State Regulators Vote for a National Plan to Cover Natural Disasters

The United States is unprepared to deal with the financial toll of increasing natural calamities and must pursue a national plan to deal with damages from looming "mega-disasters," insurance regulators asserted yesterday.

Source: Source: NY Times | Published on September 25, 2009

Regulators from every state but one voted to adopt a controversial white paper that warns of massive new losses, mostly from hurricanes but also from earthquakes, tornadoes and other perils. The move, nearly five years in the making, comes as regulators also consider if they should develop an expensive computer model to test insurers' assumptions about the increasingly dangerous behavior of hurricanes.

The white paper was launched after Hurricane Katrina shocked the country in 2005, killing hundreds and causing $42 billion in damages. It marked the pinnacle of a decades-long rise of cataclysms that ravaged the nation's increasingly developed coastlines.
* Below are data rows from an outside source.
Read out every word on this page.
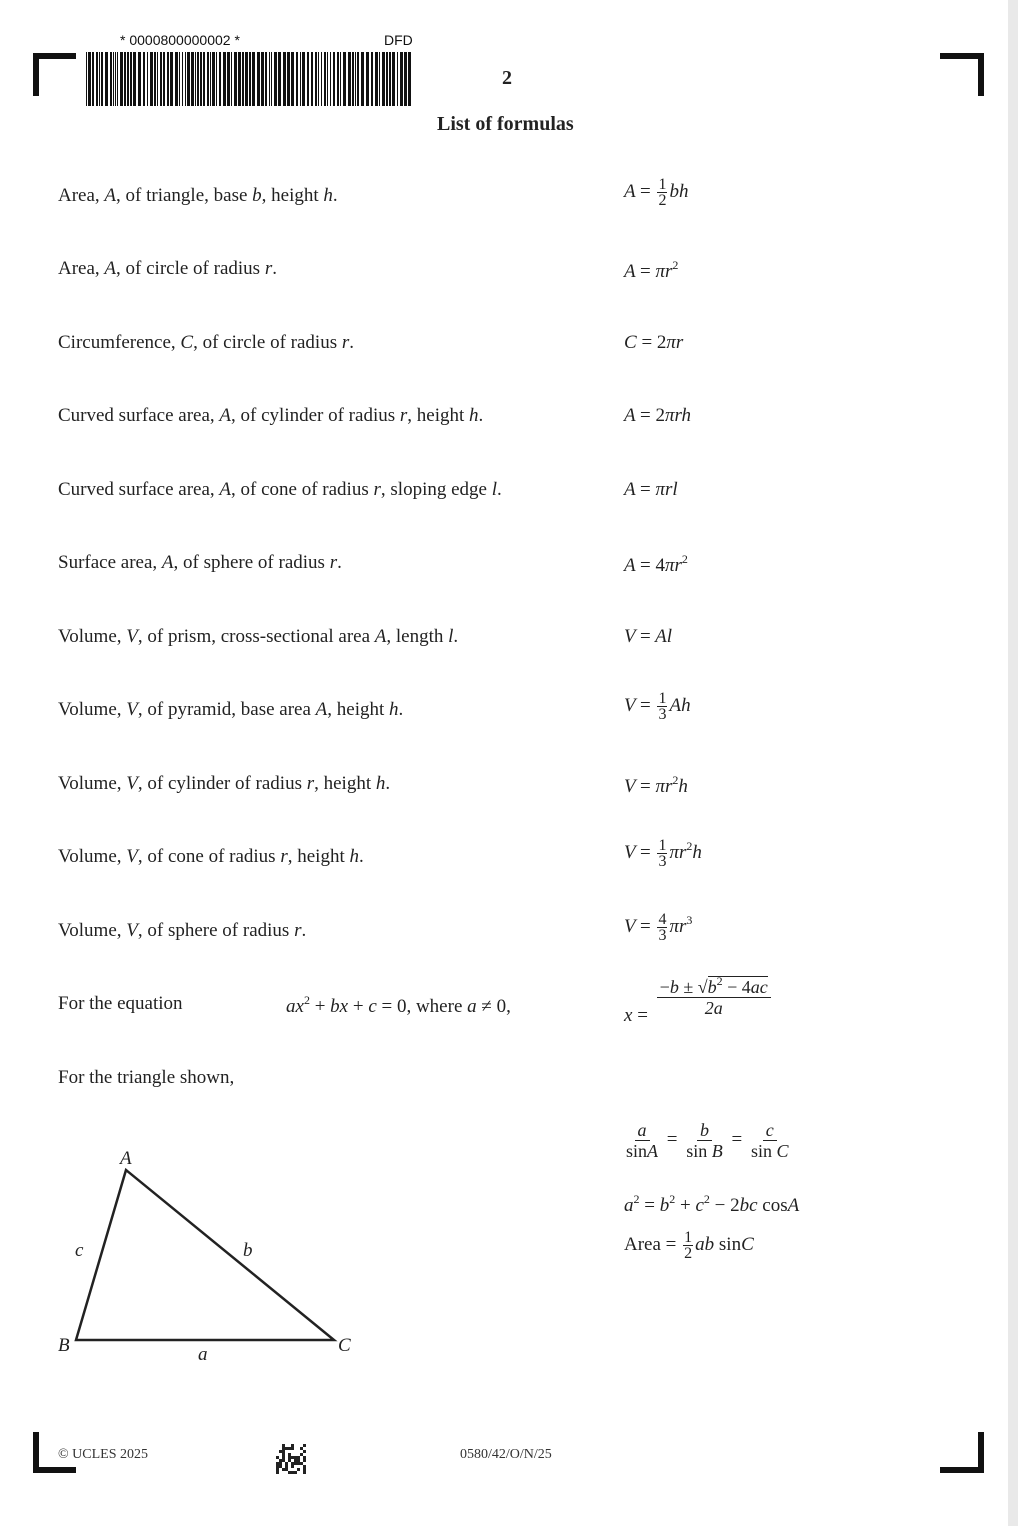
* 0000800000002 *	DFD
2
List of formulas
Area, A, of triangle, base b, height h.	$A = \frac{1}{2}$ bh
Area, A, of circle of radius r.	$A = \pi r^2$
Circumference, C, of circle of radius r.	C = 2πr
Curved surface area, A, of cylinder of radius r, height h.	A = 2πrh
Curved surface area, A, of cone of radius r, sloping edge l.	A = πrl
Surface area, A, of sphere of radius r.	$A = 4\pi r^2$
Volume, V, of prism, cross-sectional area A, length l.	V = Al
Volume, V, of pyramid, base area A, height h.	$V = \frac{1}{3}$ Ah
Volume, V, of cylinder of radius r, height h.	$V = \pi r^2h$
Volume, V, of cone of radius r, height h.	$V = \frac{1}{3} \pi r^2h$
Volume, V, of sphere of radius r.	$V = \frac{4}{3} \pi r^3$
For the equation	$ax^2$ + bx + c = 0, where a ≠ 0,	$x = \frac{-b \pm √b^2 - 4ac}{2a}$
For the triangle shown,
A
B	C
a
b
c
$\frac{a}{\sin A} = \frac{b}{\text{sin B}} = \frac{c}{\text{sin C}}$
$a^2 = b^2 + c^2 - 2bc$ cosA
Area = $\frac{1}{2}$ ab sinC
© UCLES 2025	0580/42/O/N/25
"While Hurricane Katrina was devastating, catastrophe modelers have identified a number of possible natural disasters that would dwarf the damages caused by this event," the paper warns.

Regulators agree that damage is rising, but they are deeply divided about what to do in response. The white paper underwent 15 rewrites and caused clashes between coastal states and inland states, which worry that money from safer areas of the country will be absorbed by Florida and other major hurricane targets.

"My first responsibility is to South Dakota consumers, obviously, and what they have to pay for and what they subsidize," South Dakota Insurance Commissioner Merle Scheiber, the lone vote against the paper, said in an interview. "I don't feel they should be subsidizing coastal exposure."

The near-unanimous vote belies strong reservations among other regulators. Scheiber said the paper pushes an "ideology" that centers on expanded government involvement in catastrophe insurance. Critics say that can lead to politically suppressed insurance rates, higher risk to consumers and more development in coastal regions where damage is severe.

May accelerate push for federal backing for state programs

A handful of proposals exist. States or regions could open their own accounts to pay claims with new insurance fees. The federal government could reinsure state programs, or underwrite loans states use to pay for damage to homes and businesses. "There's not one answer to addressing natural catastrophe in our country," Illinois regulator Michael McRaith, who led the newest effort to adopt the paper, told his colleagues.

He added, however, that there's one thing everyone agrees on: "There is the potential for the United States to experience a mega-natural disaster."

The white paper could be used to advance a number of bills in Congress that aim to provide federal backing to state-run insurance programs. That idea is controversial because some of those programs are deemed to be financially failing. A federal program could spur states to create more of them.

Yet there's an argument that federal taxpayers are already pouring billions into disaster recovery, and that a new insurance backstop would generate revenue from premiums, providing order to chaotic periods of post-event trauma.

"It's not just an exposure to gulf states," Florida Insurance Commissioner Kevin McCarty said in an interview.

The white paper is only one sign of regulators' widening embrace of national catastrophe policy. They are also weighing the possibility of developing their own computer model to predict the probability of destruction by hurricanes and earthquakes in every zip code in the country.

Wanted: a computerized benchmark for risks

That requires enormous computer power, and also scientists, engineers and vast amounts of information, perhaps down to the window glazing on every house. It's like a mini-university department.

"It's a massive undertaking," said Tom Larsen, a senior vice president of EQECAT Inc., one of the top commercial modeling companies. He sees the regulators' model as a potential competitor.

Regulators say "no." The model, several said, would be used to measure the assumptions about hurricane damage from the models used by insurance companies. It would provide a benchmark as some insurers have begun to lean on models that project increased damage related to stronger and more frequent hurricanes.

State regulators have largely barred insurers from using those so-called "near-term" models, which look at a more recent period of years to determine hurricane behavior, to justify rate increases. Some industry representatives see the regulators' model as a threat to insurers' use of evolving science at a time of changing climate patterns.

"You need to be able to respond to unexpected situations," said David Kodama, who heads climate policy for the Property Casualty Insurers Association of America.

The National Association of Insurance Commissioners commissioned a study to determine the cost of developing a model. Officials declined to publicly discuss the findings, but acknowledged that it would cost millions to establish the model and millions more every year to maintain it.

Larsen, the private modeler, estimated that a basic model able to determine risks nationally would cost at least $30 million. More would be needed every year to update the data that are fed into it.

"It's very expensive," said McCarty of Florida, which recently created a state model. He said it would be "prudent" to develop a national model that uses the newest science to measure insurers' financial health -- and to ensure they are not overpricing or underpricing their policies.